FEBBRAIO 1999

                                

                      

                                                                                    

 

 

Autorealizzazione. Un percorso verso la consapevolezza"

Leonardo Arena

Edizioni Mediterranee

Il libro fa parte della collana “Iniziazione”, che, come si legge in quarta di copertina, “propone all'attenzione dei lettori stimolanti argomenti per la conoscenza dei fenomeni e delle discipline che facilitano la comprensione dell'universo”. Dunque siamo in piena “new age”; l'autore vuole condurre il lettore attraverso un cammino spirituale che lo metta in più stretta comunicazione con il cosmo. Chi non si reputa un seguace delle correnti new age rimane scettico, ma, a ben vedere, libri di questo genere incuriosiscono e suscitano, in ogni caso, motivi di riflessione.

"E tutti fan la nanna" Tamara Eberlein

Ed.Salani

Insegnare ai bambini a dormire tranquilli e altri piccoli suggerimenti: questo si propone il volume della Eberlein, psicologa e giornalista statunitense. Un'impresa non da poco, se si pensa che il sonno dei bambini è spesso...un vero incubo per i genitori.

 

 

 

 

 

 

Eppure l'autrice ci assicura che qualcosa si può fare ed i suoi consigli non sono il frutto di improvvisazione ma di una lunga e documentata ricerca sul campo. Ovviamente non vi è una sola strategia da seguire, le variabili sono molteplici: l'età del bambino, le idee dei genitori e, in generale, il contesto familiare. Un manuale di facile consultazione e di indubbio interesse pratico: non resta che provare.

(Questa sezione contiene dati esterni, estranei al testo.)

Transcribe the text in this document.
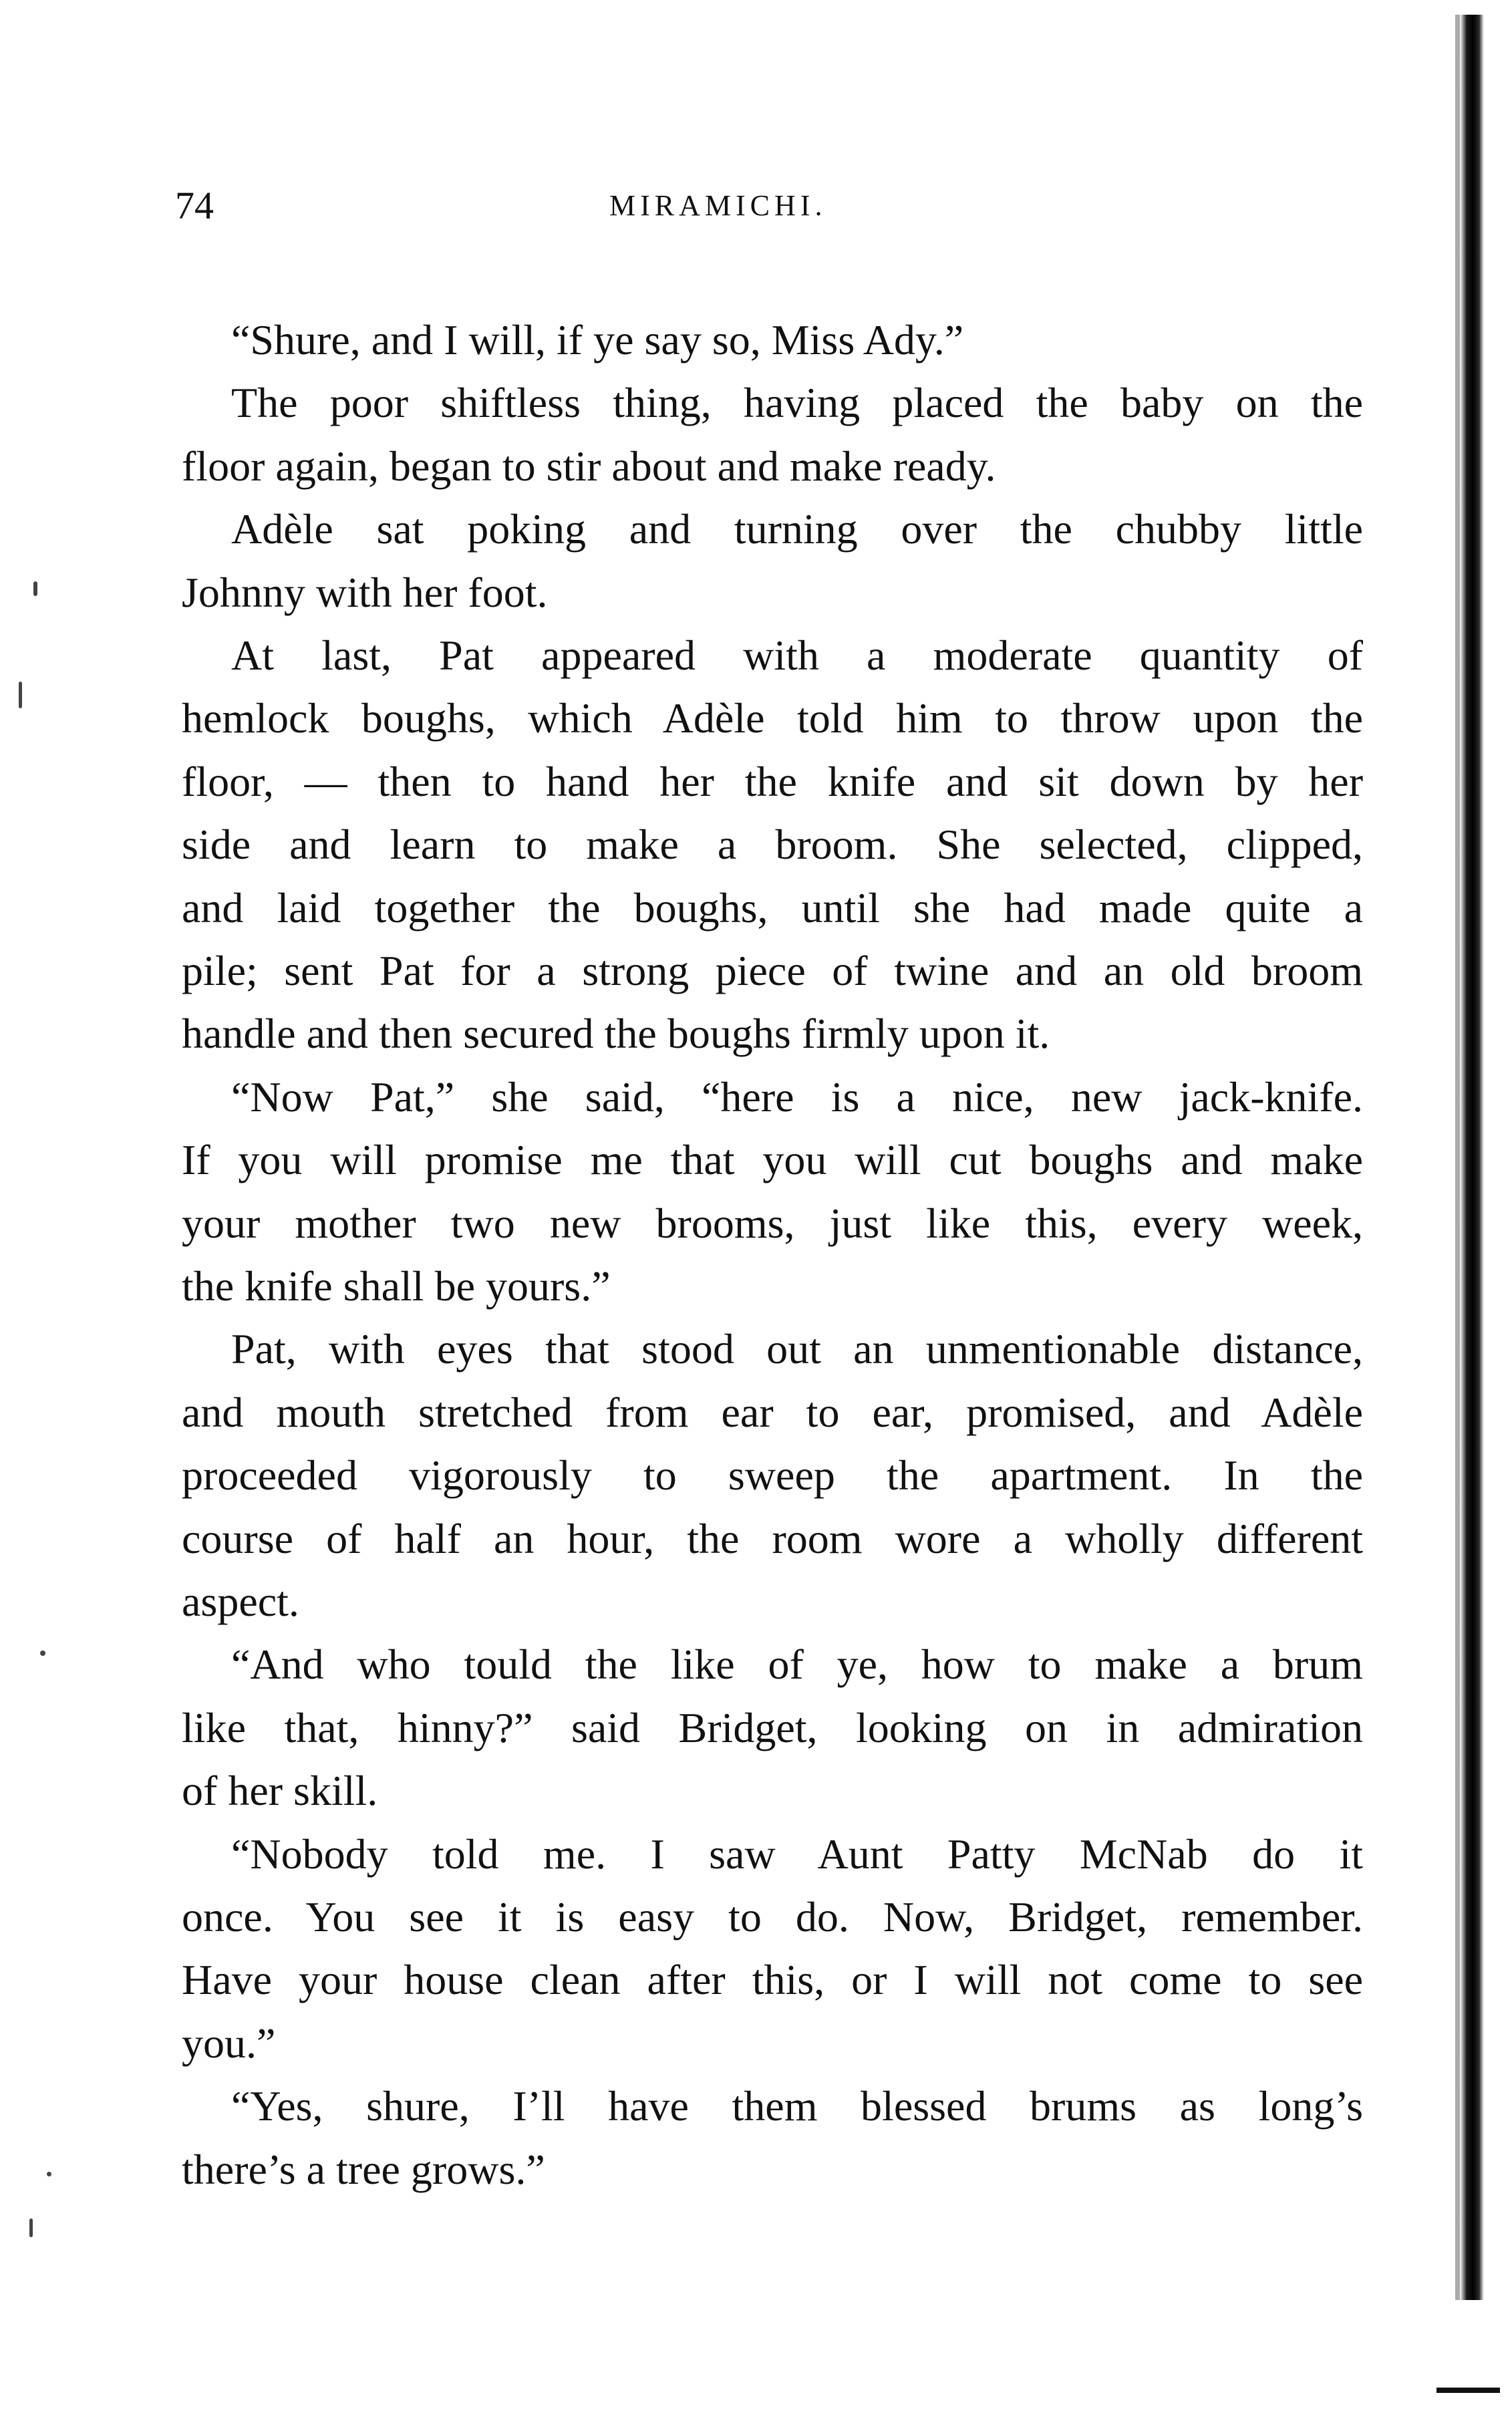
74	MIRAMICHI.
“Shure, and I will, if ye say so, Miss Ady.”
The poor shiftless thing, having placed the baby on the
floor again, began to stir about and make ready.
Adèle sat poking and turning over the chubby little
Johnny with her foot.
At last, Pat appeared with a moderate quantity of
hemlock boughs, which Adèle told him to throw upon the
floor, — then to hand her the knife and sit down by her
side and learn to make a broom. She selected, clipped,
and laid together the boughs, until she had made quite a
pile; sent Pat for a strong piece of twine and an old broom
handle and then secured the boughs firmly upon it.
“Now Pat,” she said, “here is a nice, new jack-knife.
If you will promise me that you will cut boughs and make
your mother two new brooms, just like this, every week,
the knife shall be yours.”
Pat, with eyes that stood out an unmentionable distance,
and mouth stretched from ear to ear, promised, and Adèle
proceeded vigorously to sweep the apartment. In the
course of half an hour, the room wore a wholly different
aspect.
“And who tould the like of ye, how to make a brum
like that, hinny?” said Bridget, looking on in admiration
of her skill.
“Nobody told me. I saw Aunt Patty McNab do it
once. You see it is easy to do. Now, Bridget, remember.
Have your house clean after this, or I will not come to see
you.”
“Yes, shure, I’ll have them blessed brums as long’s
there’s a tree grows.”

"Sprecata" Marya Hornbacher

Ed.Corbaccio

L'autrice, una venticinquenne americana, è passata attraverso le esperienze contrastanti ma ugualmente traumatiche di bulimia e anoressia. Ce ne parla in questo lungo racconto autobiografico, che parte da quando la ragazza ha cinque anni. Si può leggere questo libro come una sorta di romanzo, che vuole smentire coloro che, per ignoranza, associano i disturbi legati all'alimentazione a una qualche forma di alterazione psichica. Si tratta invece di una reazione, pericolosissima, a ciò che sta attorno e, in ogni caso, la Hornbacher vorrebbe ad ogni costo “impedire ad altri di andare dove io sono stata”.